Searching the eager faces looking back at her, Cassandra dusted her threadbare skirts and adjusted her plumed hat to shield herself from the gleaming California sun.

So much hotter and drier than Chicago.

So much more hopeful and filled with promise.

So much more anxiety-inducing than she’d thought possible when she’d agreed to become a mail-order bride at Mrs. Pepik’s Boarding House for Desolate Women. In the return address she’d given Jack, she’d left off the desolate part.

No need to tell him how far she’d fallen.

Besides, he’d see it in one glance, wouldn’t he?

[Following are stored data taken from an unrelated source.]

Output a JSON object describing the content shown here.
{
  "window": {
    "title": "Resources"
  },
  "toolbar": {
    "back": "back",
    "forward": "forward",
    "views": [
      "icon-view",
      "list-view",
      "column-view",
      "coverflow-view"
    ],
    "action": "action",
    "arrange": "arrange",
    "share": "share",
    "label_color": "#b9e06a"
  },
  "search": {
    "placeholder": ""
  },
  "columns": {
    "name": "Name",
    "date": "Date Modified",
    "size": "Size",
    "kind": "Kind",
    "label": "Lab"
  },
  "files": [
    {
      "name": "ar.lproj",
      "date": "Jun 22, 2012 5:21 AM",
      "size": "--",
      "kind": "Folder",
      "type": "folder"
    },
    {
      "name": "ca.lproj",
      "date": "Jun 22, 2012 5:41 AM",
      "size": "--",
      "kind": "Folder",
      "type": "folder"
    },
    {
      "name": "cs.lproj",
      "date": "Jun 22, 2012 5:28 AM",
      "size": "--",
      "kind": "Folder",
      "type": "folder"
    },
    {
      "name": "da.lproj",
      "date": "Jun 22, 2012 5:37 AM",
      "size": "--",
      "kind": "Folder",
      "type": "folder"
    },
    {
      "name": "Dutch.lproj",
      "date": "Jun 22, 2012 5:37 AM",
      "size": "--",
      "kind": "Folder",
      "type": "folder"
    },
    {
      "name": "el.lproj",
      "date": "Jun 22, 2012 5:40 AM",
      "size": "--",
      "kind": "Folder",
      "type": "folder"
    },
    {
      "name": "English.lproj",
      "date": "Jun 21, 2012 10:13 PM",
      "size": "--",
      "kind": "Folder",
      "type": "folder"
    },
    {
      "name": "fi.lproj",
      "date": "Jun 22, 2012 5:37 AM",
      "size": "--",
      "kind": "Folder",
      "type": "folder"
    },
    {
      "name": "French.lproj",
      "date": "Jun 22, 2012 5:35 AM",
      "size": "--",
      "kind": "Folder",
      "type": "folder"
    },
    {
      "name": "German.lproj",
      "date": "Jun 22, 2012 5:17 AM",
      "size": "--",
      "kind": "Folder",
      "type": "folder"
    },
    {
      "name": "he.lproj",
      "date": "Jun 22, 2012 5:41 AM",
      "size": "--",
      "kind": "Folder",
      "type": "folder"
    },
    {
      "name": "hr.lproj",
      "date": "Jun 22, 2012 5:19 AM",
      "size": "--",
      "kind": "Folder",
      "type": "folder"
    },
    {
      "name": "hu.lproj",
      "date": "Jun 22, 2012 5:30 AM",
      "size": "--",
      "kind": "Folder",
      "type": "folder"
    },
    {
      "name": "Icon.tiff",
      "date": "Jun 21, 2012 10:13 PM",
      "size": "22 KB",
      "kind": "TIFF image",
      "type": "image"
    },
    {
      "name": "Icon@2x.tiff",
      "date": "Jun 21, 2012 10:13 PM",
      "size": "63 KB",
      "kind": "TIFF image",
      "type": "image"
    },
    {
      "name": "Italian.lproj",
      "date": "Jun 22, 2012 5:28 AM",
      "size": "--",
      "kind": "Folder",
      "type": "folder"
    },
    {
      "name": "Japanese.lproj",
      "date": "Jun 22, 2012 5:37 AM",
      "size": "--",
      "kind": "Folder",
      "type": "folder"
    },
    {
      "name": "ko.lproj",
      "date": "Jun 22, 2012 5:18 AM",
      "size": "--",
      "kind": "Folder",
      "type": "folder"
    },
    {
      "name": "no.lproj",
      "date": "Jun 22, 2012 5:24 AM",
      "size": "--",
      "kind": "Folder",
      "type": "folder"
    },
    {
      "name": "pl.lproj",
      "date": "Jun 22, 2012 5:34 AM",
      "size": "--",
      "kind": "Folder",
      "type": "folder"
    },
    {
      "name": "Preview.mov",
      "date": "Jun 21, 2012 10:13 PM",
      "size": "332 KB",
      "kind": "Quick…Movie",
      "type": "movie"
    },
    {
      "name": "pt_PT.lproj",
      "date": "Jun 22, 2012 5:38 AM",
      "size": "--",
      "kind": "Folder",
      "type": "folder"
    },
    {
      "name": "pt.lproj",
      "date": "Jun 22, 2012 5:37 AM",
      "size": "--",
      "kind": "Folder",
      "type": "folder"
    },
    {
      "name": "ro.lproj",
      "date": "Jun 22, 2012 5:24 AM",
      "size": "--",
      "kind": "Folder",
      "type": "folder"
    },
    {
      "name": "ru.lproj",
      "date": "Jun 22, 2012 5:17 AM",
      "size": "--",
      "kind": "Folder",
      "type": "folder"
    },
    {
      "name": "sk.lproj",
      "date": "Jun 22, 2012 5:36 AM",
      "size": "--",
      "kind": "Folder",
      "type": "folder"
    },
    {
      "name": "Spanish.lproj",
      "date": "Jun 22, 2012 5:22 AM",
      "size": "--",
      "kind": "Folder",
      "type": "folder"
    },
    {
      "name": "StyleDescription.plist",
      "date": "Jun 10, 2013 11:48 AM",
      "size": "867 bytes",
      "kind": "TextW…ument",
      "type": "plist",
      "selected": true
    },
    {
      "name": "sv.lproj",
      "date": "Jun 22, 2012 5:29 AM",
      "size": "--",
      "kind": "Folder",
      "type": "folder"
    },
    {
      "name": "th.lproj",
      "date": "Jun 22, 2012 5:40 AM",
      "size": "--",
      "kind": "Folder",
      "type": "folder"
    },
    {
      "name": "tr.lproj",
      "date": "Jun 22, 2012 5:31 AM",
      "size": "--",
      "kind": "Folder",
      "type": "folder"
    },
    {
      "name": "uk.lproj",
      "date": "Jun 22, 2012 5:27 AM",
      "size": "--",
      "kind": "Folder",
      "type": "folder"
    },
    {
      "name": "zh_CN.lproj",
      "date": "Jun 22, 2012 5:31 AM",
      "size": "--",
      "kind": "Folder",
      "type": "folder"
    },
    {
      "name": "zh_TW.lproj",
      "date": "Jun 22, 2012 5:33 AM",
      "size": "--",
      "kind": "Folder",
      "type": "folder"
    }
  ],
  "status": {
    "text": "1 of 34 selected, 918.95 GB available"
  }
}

Stop that, she told herself, and straightened her posture with dignity and pride.

She was here to start a new life with a man she had known to be hardworking and law-abiding. In choosing Jack over the other prospects, she was at least going with a known quantity. She knew his flaws as well as his strengths. Surely that was an advantage, wasn’t it?

But perhaps she’d been hasty, rushing to marry him because of past memories and his recollections of her late sister and father. Five years had passed. For all she knew, he might now be reckless and unfeeling. And back then, she hadn’t spent that much time alone with him. Sometimes a person’s behavior was totally different in private than in public.

“Cassandra?” said a deep male voice behind her.

Feeling a stab of terror mixed with excitement, she wheeled around and nearly bumped into him.

She got an eyeful of a very broad chest wearing a neatly pressed white shirt and leather vest. Holding on to her hat, she craned her neck and peered way, way up. Her scarf draped against her scar.

Those familiar deep brown eyes flashed at her with curiosity. Her first impression was that everything about Jack McColton was incredibly dark. Tanned skin, black hair, black eyebrows, black leather vest, black cowboy hat. And no longer thin. His shoulders were as wide as forever. Obviously, his work in the vineyards had seasoned his physique.